The FBI opened an investigation into Seddique and apparently terminated their relationship with him in the wake of the nightclub shooting, when a search of his home turned up receipts for money transfers to Turkey and Afghanistan made in the week before the shooting.

The motion also stated that the government had received an anonymous tip in November 2012 that Seddique had sought to raise $50,000 to $100,000 to fund an attack on the Pakistani government. There is no indication that the FBI sought to stop him or cut off their relationship after receiving this report.

Salman’s defense team argued in their appeal for a dismissal that, if they had known about the father’s connection to the FBI and the money transfers, they would have “investigated whether a tie existed between Seddique Mateen and his son, specifically whether Mateen’s father was involved in or had foreknowledge of the Pulse attack.”

In fact, prosecutors also withheld information showing that Mateen had used his status as an informant to intervene successfully on his son’s behalf during a 10-month investigation between May 2013 and March 2014 after the younger Mateen had allegedly boasted to co-workers about having connections to Al Qaeda, the Muslim Brotherhood and Hezbollah.

Omar Mateen was interviewed three times by the FBI and local law enforcement, interacted a dozen times with confidential informants and was physically tracked by undercover agents on a daily basis. He told the FBI that he had claimed to belong to the three organizations because he was being harassed at work. Despite admitting that he had lied to FBI agents in a written statement, the agency decided to officially close the investigation into Omar and declare that he was not a threat.
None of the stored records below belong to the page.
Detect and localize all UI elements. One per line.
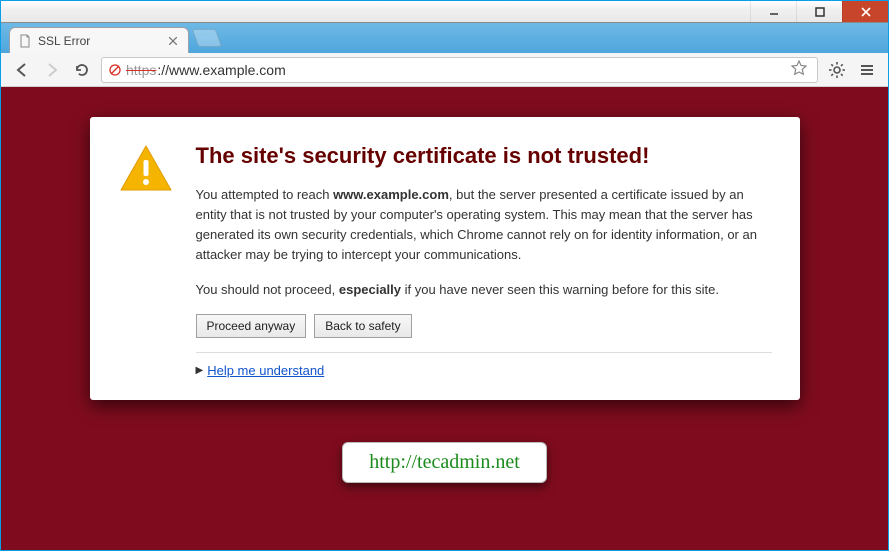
close-icon: [861, 7, 871, 17]
file-icon: [18, 34, 32, 48]
warning-heading: The site's security certificate is not t…: [196, 143, 772, 169]
help-me-understand-link[interactable]: Help me understand: [207, 363, 324, 378]
url-text: ://www.example.com: [157, 62, 285, 78]
window-minimize-button[interactable]: [750, 1, 796, 22]
window-close-button[interactable]: [842, 1, 888, 22]
warning-paragraph-2: You should not proceed, especially if yo…: [196, 280, 772, 300]
insecure-icon: [108, 63, 122, 77]
window-maximize-button[interactable]: [796, 1, 842, 22]
tab-close-button[interactable]: [166, 34, 180, 48]
hamburger-icon: [859, 62, 875, 78]
warning-button-row: Proceed anyway Back to safety: [196, 314, 772, 338]
forward-button[interactable]: [41, 59, 63, 81]
back-button[interactable]: [11, 59, 33, 81]
window-titlebar: [1, 1, 888, 23]
star-icon: [791, 60, 807, 76]
gear-icon: [828, 61, 846, 79]
close-icon: [169, 37, 177, 45]
menu-button[interactable]: [856, 59, 878, 81]
maximize-icon: [815, 7, 825, 17]
address-bar[interactable]: https ://www.example.com: [101, 57, 818, 83]
watermark-badge: http://tecadmin.net: [342, 442, 547, 483]
reload-icon: [74, 62, 90, 78]
help-row: ▶ Help me understand: [196, 363, 772, 378]
proceed-anyway-button[interactable]: Proceed anyway: [196, 314, 307, 338]
bookmark-button[interactable]: [787, 60, 811, 79]
reload-button[interactable]: [71, 59, 93, 81]
tab-title: SSL Error: [38, 34, 90, 48]
divider: [196, 352, 772, 353]
watermark-text: http://tecadmin.net: [369, 451, 520, 473]
ssl-warning-card: The site's security certificate is not t…: [90, 117, 800, 400]
arrow-left-icon: [13, 61, 31, 79]
ssl-warning-body: The site's security certificate is not t…: [196, 143, 772, 378]
warning-icon-container: [118, 143, 174, 378]
warning-paragraph-1: You attempted to reach www.example.com, …: [196, 185, 772, 266]
disclosure-triangle-icon[interactable]: ▶: [196, 365, 204, 376]
arrow-right-icon: [43, 61, 61, 79]
tab-active[interactable]: SSL Error: [9, 27, 189, 53]
warning-hostname: www.example.com: [333, 187, 449, 202]
new-tab-button[interactable]: [192, 29, 223, 47]
page-viewport: The site's security certificate is not t…: [1, 87, 888, 550]
settings-button[interactable]: [826, 59, 848, 81]
browser-toolbar: https ://www.example.com: [1, 53, 888, 87]
back-to-safety-button[interactable]: Back to safety: [314, 314, 411, 338]
tab-strip: SSL Error: [1, 23, 888, 53]
warning-triangle-icon: [118, 143, 174, 195]
url-protocol-insecure: https: [126, 62, 156, 78]
minimize-icon: [769, 7, 779, 17]
window-controls: [750, 1, 888, 22]
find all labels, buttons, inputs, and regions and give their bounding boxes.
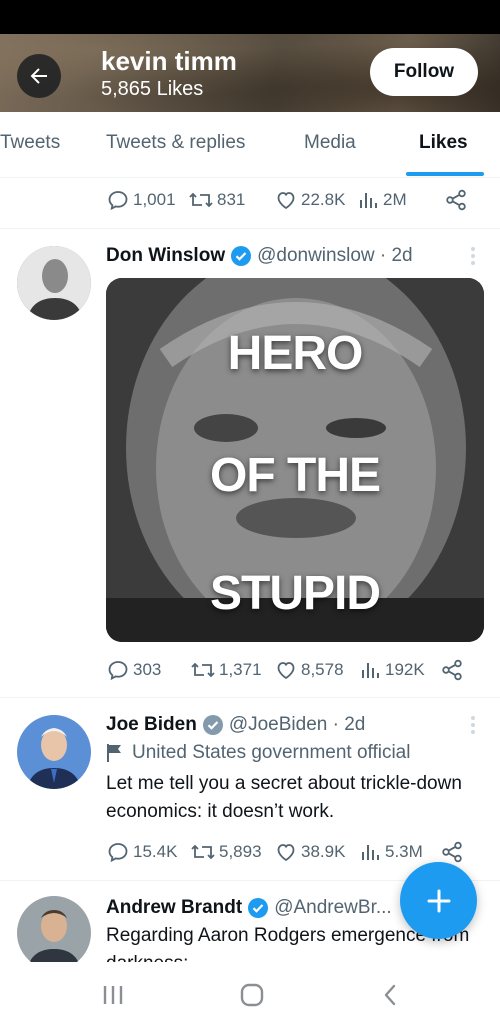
recents-icon <box>103 986 123 1004</box>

FBI Special Agent Juvenal Martin testified on Monday that he had worked as Seddique’s handler on the ground in Florida since 2006, and had also considered grooming the son as a government informant after finding that he did not actually have any ties to Islamist organizations.

The details that are emerging about the Mateens bears more than a certain similarity with the relations uncovered following the 2014 Boston Marathon bombing, which was carried out by Tamerlan and Dzhokhar Tsarnaev, brothers from Kyrgyzstan who grew up in the United States. In that instance, the brothers were known to the FBI through a tipoff from Russian intelligence. They also had a family connection to the CIA through their uncle Ruslan Tsarni who ran supplies to Islamist separatists in Chechnya through an outfit registered at the home of his father-in-law, Graham Fuller, a retired high-level CIA agent.

There are many questions that remain about what exactly Seddique Mateen was doing during his decade as an informant for the FBI and why he was retained as an asset, despite reportedly raising money for an attack in Pakistan. It is significant to note that Mateen hosted a program on a US-based Afghan satellite channel titled “The Durand Jirga Show” in which he advocated for the unification of Pashtuns on both sides of the Afghan-Pakistan border. He also presented himself as the head of a “transitional revolutionary government” of Afghanistan while dressed in military fatigues in videos posted on social media.